Claudio Ranieri, il sir nato tra i campi di Testaccio

Marco Mikhail - 14 Marzo 2016

Da Testaccio a Leicester. E’ la storia di Claudio Ranieri, nato e cresciuto a Roma e chiamato, in questa stagione, in Inghilterra, per guidare le foxes in Premier League.

Il tecnico, intervistato dal Corriere dello Sport, ha raccontato il suo passato, i primi calci al pallone e la passione per questo sport coltivato proprio li, sui campetti di Testaccio.  ‘Io sono cresciuto lì, con il pallone in testa e tra i piedi ogni giorno. All’oratorio c’era tutto, tutto piccolo ma tutto. Il campo di calcio, quello di basket, il rettangolo da gioco per la pallavolo. Bisognava andare a messa, altrimenti non ti facevano giocare – prosegue Ranieri. Poi ti davano un biscotto e l’acqua. Io giocavo sempre con i più grandi, a tutti gli sport. Quello spiazzo e quei giorni li porto sempre con me, quando mi siedo in panchina”.
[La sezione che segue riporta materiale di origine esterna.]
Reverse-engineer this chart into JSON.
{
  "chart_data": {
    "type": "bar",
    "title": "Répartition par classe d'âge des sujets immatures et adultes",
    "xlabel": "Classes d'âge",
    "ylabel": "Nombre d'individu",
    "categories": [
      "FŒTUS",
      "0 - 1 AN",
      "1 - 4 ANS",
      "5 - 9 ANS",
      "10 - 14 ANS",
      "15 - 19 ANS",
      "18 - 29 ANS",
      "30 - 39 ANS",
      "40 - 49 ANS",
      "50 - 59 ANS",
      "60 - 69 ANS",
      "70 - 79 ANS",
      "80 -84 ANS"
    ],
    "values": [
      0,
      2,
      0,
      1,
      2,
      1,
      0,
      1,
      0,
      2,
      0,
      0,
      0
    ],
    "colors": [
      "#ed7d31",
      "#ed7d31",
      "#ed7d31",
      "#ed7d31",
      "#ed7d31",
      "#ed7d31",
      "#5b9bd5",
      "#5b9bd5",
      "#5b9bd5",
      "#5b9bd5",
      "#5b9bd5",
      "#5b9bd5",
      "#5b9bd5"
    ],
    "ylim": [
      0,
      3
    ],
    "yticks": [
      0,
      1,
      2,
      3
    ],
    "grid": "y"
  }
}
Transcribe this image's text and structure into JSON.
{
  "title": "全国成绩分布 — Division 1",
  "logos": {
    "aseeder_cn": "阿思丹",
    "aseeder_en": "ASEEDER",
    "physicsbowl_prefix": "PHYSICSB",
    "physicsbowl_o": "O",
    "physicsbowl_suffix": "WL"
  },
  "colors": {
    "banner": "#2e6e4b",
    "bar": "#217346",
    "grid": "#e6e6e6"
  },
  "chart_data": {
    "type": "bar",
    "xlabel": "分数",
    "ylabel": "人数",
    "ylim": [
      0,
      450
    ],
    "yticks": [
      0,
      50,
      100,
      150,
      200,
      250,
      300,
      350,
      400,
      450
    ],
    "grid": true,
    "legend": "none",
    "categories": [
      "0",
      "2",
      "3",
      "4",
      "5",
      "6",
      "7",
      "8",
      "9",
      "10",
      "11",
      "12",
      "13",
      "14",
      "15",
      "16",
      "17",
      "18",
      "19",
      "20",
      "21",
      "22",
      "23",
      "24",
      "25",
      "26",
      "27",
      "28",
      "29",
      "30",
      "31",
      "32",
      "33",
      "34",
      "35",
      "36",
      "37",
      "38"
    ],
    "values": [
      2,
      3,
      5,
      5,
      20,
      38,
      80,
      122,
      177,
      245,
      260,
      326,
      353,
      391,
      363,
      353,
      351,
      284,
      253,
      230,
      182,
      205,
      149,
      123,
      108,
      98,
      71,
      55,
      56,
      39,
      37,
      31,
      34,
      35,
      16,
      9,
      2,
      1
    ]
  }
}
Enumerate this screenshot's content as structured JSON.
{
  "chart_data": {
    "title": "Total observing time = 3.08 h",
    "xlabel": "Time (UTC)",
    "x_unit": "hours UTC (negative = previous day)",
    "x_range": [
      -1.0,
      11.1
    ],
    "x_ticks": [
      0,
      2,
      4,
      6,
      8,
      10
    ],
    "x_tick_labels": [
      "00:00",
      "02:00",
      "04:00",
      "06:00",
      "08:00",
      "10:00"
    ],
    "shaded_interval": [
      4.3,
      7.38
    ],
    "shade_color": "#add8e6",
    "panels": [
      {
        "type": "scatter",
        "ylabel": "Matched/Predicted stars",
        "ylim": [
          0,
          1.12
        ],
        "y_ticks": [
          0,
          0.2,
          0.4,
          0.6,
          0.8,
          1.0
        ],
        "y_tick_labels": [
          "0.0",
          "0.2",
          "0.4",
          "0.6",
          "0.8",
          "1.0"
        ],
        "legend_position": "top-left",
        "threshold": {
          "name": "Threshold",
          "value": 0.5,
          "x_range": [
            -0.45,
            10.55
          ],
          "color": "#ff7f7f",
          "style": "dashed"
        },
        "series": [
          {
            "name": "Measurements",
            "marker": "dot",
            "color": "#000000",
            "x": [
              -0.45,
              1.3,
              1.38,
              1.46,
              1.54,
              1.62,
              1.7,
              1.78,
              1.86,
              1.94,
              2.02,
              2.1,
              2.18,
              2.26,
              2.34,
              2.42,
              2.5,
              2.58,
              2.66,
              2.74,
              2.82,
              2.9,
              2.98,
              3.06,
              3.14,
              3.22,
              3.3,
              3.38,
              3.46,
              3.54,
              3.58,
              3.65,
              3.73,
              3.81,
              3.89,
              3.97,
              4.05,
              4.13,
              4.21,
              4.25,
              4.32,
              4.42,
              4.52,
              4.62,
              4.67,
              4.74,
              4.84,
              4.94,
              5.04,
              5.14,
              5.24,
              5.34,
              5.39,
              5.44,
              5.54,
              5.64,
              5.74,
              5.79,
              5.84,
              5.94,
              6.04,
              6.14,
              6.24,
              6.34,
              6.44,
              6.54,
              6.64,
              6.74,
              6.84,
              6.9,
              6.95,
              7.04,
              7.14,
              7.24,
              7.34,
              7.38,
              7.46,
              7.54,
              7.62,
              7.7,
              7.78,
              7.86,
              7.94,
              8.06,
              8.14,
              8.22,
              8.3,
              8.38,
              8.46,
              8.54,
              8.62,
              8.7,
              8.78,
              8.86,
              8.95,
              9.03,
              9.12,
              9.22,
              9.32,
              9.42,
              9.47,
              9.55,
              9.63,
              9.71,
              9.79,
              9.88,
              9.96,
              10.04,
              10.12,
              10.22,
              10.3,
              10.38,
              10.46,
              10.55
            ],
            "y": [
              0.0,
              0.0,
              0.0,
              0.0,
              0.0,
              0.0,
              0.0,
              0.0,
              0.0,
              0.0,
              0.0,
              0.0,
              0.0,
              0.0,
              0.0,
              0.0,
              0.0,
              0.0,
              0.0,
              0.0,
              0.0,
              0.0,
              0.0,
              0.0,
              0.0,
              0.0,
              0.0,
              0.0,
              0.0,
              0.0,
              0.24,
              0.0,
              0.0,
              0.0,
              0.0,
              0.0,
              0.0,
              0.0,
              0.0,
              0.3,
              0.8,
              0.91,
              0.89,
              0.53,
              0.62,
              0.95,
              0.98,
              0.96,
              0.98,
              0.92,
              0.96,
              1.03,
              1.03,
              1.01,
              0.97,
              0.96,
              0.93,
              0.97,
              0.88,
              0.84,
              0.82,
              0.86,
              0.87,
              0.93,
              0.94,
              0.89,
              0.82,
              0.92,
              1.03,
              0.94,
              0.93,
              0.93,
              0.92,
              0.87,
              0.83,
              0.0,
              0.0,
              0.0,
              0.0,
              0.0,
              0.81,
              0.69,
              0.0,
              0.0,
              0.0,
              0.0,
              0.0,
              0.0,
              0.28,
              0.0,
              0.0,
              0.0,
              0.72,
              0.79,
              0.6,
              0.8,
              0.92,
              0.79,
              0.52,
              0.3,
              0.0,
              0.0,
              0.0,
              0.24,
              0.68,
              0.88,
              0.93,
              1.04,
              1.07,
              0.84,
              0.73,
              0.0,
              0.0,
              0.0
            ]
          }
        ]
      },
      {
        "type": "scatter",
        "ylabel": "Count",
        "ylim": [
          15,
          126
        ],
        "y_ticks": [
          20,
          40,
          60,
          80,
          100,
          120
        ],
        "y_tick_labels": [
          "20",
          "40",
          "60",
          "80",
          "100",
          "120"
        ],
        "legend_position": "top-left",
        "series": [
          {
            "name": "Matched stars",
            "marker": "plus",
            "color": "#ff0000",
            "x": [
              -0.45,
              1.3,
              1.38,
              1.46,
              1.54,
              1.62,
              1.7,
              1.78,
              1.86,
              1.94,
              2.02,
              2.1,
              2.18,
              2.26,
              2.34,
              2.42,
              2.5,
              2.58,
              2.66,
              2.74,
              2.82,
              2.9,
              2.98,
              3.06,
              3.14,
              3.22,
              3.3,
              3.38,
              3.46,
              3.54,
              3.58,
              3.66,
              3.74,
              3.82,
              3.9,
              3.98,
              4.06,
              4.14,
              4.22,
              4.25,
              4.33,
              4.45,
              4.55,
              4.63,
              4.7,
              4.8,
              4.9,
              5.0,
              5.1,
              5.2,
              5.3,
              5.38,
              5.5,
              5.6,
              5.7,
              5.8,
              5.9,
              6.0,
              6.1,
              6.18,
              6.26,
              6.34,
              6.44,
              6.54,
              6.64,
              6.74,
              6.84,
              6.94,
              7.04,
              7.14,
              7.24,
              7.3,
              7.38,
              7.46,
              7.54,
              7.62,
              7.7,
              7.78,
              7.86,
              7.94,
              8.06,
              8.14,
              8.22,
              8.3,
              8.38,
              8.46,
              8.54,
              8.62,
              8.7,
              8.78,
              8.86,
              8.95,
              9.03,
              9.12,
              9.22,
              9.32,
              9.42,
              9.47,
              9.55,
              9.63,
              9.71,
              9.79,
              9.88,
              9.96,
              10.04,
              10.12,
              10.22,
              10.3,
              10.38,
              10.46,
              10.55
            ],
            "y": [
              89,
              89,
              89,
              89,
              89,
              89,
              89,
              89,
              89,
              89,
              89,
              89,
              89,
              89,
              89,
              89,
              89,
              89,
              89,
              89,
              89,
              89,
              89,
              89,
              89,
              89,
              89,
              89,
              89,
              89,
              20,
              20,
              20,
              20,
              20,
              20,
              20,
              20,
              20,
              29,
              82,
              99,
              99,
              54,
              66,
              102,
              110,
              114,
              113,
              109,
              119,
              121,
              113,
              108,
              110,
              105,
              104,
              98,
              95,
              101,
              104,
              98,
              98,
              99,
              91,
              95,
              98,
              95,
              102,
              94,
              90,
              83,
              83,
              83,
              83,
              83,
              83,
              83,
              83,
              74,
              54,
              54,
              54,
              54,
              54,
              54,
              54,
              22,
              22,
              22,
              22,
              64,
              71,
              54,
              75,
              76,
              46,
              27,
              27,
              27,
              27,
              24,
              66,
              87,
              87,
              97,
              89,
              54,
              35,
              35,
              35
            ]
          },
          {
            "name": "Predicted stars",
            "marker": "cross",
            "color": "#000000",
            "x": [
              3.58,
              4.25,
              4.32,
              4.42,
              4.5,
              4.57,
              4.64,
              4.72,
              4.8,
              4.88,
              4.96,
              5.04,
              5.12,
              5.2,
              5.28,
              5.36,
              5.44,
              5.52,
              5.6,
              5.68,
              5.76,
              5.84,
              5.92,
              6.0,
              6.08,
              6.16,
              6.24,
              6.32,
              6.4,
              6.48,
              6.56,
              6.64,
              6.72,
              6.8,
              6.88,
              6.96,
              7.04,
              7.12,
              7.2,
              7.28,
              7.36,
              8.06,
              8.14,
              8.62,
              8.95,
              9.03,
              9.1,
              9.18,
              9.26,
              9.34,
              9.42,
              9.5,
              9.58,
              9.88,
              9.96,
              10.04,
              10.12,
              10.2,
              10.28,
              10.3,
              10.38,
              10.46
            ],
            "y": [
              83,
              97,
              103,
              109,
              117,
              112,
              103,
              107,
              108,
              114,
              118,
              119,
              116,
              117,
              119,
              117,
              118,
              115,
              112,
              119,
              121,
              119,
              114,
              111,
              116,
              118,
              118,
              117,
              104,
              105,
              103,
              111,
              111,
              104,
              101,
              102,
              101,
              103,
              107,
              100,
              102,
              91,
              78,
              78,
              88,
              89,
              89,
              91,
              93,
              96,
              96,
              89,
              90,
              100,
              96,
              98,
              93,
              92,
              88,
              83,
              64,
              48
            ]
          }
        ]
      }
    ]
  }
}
Testaccio è il cuore pulsante di quella voracità romana famosa in tutto il mondo per il modo di parlare, la gestualità, un modo di fare che non ha paragoni. Basta andare in un bar, in una trattoria o in una macelleria per entrare in un contesto a parte, rimasto intatto nel corso degli anni. E proprio in quei luoghi, tipici della tradizione capitolina, che il calcio diventa tema di discussione, di confronto e di sogni.

Ranieri alla Roma

Ranieri alla Roma

Come quello di Ranieri, che dai campi di oratorio passò alla Roma. ‘Feci due provini ma non mi presero- spiega il tecnico testaccino -. Poi passai al Dodicesimo giallorosso che era, come il nome annuncia, una specie di succursale della Roma. Un giorno ci fecero fare un provino collettivo, sotto gli occhi di Helenio Herrera, che allora era un mito vero. Fu lui, credo, a individuarmi e a prendermi, insieme ad un altro ragazzo. Entrai nella squadra Primavera, feci tutti i tornei come il Nistri, il Viareggio, Sanremo e giocai molto con la squadra De Martino che schierava le riserve dei titolari e molti di noi più giovani. Era un bel torneo, Scopigno mi fece esordire in serie A e poi arrivò Liedholm. L’ultima partita in giallorosso la feci con il Cagliari di Gigi Riva. Forse era destino, sarebbe stata la prima squadra importante che avrei allenato, in seguito”.

Testaccio ha insegnato tanto a Ranieri. I valori, le regole di vita e i comportamenti, che il tecnico ha portato con sè al Leicester, e che hanno portato le foxes al primato in Premier League. ‘Debbo molto ai miei, i valori fondamentali dell’educazione alla vita. Mio padre morì prima che andassi al Parma, quindi non ho mi ha visto allenare le squadre grandi che ho avuto la fortuna di dirigere. Mia mamma ha novantasei anni, è lucidissima e oggi è, chi glielo avrebbe mai detto nella sua vita, una grande tifosa del Leicester’.

Claudio-RanieriSi, proprio il Leicester, dove Ranieri racconta di aver trovato un’altra Testaccio. Una Testaccio che si caratterizza per l’impegno, la dedizione e la voglia di abbracciare un sogno, che se divenisse realtà esalterebbe una carriera già piena di soddisfazioni.  Vardy si complimenta con il tecnico per la minuzia con la quale prepara le partite, la squadra lo segue come  il popolo dell’antica Roma seguiva le orazioni di Cicerone. ‘ Dall’inizio del campionato- racconta Ranieri –  tutti hanno detto che non avremmo tenuto, che saremmo crollati prima o poi, che non potevamo che essere un fuoco di paglia. E invece siamo qui, senza presunzione ma con la voglia di continuare a sognare. I ragazzi sono tranquilli, sereni. Sanno che noi dobbiamo provare a vincere ogni partita’.

Sono passati diversi anni da quando Ranieri ha lasciato Testaccio. Una Testaccio che andrebbe preservata, con i suoi usi e costumi ma anche nei suoi luoghi storici. Come Il Campo di Testaccio, l’impianto costruito nel 1929 e calcato dal gande Fulvio Bernardini, e che ora appare abbandonato a sé stesso, con l’erba altissima e senza alcuna manutenzione. Ed è proprio li che, come direbbe Ranieri – si coltivano i due tipi di calcio presenti ‘quello  che  si sente dentro, come una passione viva, e quello che poi può diventare una professione e che richiede sacrificio, voglia di lottare, determinazione. Sono due tipi di calcio, che bisogna far convivere. Perché così mai nulla è impossibile”.